In 2005, Howitt joined Berkshire, making his debut for the county in the 2003 Minor Counties Championship against Oxfordshire. From 2003 to 2004, he represented the county in 8 Minor Counties Championship matches, as well as 2 MCCA Knockout Trophy matches against Hertfordshire and Wales Minor Counties. He also represented the county in 2 List-A matches, the first of which came against Durham in the 2003 Cheltenham & Gloucester Trophy and the second of which came against Kent in the 2004 Cheltenham & Gloucester Trophy at St Lawrence Ground, Canterbury. In his combined List-A career, he scored 155 runs at an average of 17.22, with a single half century high score of 52. With the ball he took a single wicket at a cost of 83.00, with best figures of 1/33. He also took 2 catches.

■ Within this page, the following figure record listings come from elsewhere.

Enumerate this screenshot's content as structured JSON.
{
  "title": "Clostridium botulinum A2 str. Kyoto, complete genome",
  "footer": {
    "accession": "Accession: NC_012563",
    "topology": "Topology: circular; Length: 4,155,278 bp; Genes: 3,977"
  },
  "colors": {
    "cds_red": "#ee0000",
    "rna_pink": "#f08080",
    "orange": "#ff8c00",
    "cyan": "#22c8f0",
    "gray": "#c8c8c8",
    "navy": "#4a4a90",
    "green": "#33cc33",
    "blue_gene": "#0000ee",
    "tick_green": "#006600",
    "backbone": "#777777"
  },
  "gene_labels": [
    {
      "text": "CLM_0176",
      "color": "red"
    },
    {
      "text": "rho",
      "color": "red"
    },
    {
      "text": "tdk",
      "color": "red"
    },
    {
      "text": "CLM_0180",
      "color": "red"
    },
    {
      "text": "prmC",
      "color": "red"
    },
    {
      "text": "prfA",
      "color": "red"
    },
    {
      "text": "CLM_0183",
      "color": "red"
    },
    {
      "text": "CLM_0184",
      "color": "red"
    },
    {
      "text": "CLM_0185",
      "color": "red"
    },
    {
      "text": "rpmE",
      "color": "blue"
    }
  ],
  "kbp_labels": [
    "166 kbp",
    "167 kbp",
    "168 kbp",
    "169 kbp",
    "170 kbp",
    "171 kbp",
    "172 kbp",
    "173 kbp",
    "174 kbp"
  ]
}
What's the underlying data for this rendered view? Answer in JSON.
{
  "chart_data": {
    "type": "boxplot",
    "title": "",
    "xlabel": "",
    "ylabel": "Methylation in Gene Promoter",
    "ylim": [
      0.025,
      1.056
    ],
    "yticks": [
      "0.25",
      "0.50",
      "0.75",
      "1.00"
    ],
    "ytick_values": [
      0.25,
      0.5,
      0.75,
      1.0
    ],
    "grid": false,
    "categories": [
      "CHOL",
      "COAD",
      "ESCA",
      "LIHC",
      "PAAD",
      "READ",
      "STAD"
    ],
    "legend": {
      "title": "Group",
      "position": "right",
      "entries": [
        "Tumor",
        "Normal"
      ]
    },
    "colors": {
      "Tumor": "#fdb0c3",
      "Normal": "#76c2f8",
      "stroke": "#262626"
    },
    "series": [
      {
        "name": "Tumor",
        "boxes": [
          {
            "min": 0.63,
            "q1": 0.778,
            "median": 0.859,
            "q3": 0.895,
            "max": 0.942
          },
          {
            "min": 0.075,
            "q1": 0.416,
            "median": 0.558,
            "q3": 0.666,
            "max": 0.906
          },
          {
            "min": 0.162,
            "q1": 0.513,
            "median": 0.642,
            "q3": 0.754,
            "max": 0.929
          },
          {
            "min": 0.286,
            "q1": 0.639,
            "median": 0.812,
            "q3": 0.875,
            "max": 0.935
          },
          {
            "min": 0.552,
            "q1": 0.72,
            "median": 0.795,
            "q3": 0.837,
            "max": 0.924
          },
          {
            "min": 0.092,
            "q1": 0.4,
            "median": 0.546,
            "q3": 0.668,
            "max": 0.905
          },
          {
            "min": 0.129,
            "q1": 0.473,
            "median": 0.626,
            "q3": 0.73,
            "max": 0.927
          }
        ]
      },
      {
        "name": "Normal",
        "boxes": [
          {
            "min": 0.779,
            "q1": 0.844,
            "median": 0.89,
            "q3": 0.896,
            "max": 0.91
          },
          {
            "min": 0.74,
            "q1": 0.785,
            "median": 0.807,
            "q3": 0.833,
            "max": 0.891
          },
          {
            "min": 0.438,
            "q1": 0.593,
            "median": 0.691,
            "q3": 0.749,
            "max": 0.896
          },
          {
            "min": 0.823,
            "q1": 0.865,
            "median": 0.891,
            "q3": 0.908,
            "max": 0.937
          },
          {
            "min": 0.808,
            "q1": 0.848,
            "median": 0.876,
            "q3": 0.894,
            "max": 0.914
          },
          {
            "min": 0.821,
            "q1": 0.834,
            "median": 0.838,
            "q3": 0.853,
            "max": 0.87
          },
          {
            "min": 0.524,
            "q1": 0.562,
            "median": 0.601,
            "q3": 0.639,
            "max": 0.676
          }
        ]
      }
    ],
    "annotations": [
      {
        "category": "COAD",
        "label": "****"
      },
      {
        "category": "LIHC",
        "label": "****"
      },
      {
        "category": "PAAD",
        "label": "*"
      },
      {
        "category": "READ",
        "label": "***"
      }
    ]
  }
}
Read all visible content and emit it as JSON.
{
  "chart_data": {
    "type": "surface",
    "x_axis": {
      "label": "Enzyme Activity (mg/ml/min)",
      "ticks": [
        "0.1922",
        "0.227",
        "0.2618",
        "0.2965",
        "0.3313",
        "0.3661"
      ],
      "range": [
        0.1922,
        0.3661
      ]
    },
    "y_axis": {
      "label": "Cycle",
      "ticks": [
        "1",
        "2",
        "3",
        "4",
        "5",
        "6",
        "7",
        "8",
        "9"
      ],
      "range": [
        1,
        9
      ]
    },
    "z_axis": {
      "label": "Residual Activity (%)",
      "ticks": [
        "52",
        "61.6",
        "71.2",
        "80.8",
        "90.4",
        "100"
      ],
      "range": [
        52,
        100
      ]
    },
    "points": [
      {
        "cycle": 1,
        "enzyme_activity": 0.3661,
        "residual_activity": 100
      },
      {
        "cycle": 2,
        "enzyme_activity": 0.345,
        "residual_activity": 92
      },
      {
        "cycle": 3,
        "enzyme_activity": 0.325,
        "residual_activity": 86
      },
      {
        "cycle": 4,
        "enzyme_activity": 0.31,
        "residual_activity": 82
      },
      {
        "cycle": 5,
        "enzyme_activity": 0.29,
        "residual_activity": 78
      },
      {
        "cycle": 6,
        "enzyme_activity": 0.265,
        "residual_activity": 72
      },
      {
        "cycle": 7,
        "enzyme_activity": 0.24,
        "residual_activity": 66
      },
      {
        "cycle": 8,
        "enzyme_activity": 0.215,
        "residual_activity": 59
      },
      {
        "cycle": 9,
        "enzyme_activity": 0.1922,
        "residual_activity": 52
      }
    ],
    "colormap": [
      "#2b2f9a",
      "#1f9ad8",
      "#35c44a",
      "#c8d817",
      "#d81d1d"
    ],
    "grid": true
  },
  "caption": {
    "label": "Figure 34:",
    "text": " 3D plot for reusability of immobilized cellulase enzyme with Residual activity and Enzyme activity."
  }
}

In 2006, he joined Bedfordshire, where he made his Minor Counties Championship debut for the county against Cumberland. From 2006 to 2008, he represented the county in 12 matches, with his final match coming in the 2006 Championship against Norfolk. Howitt also represented the county in the MCCA Knockout Trophy, making his debut for the county in that competition against Suffolk. From 2006 to 2006, he represented the county in 8 Trophy matches, the last of which came against Oxfordshire in the 2006 Trophy.

In 2017, Howitt played club cricket for Wolverhampton Cricket Club in the Birmingham and District Premier League.

After cricket, Howitt joined St Edward's School, Oxford, as their cricket master, later becoming a housemaster for Malvern College then Housemaster of Laundimer at Oundle School as of September 2023.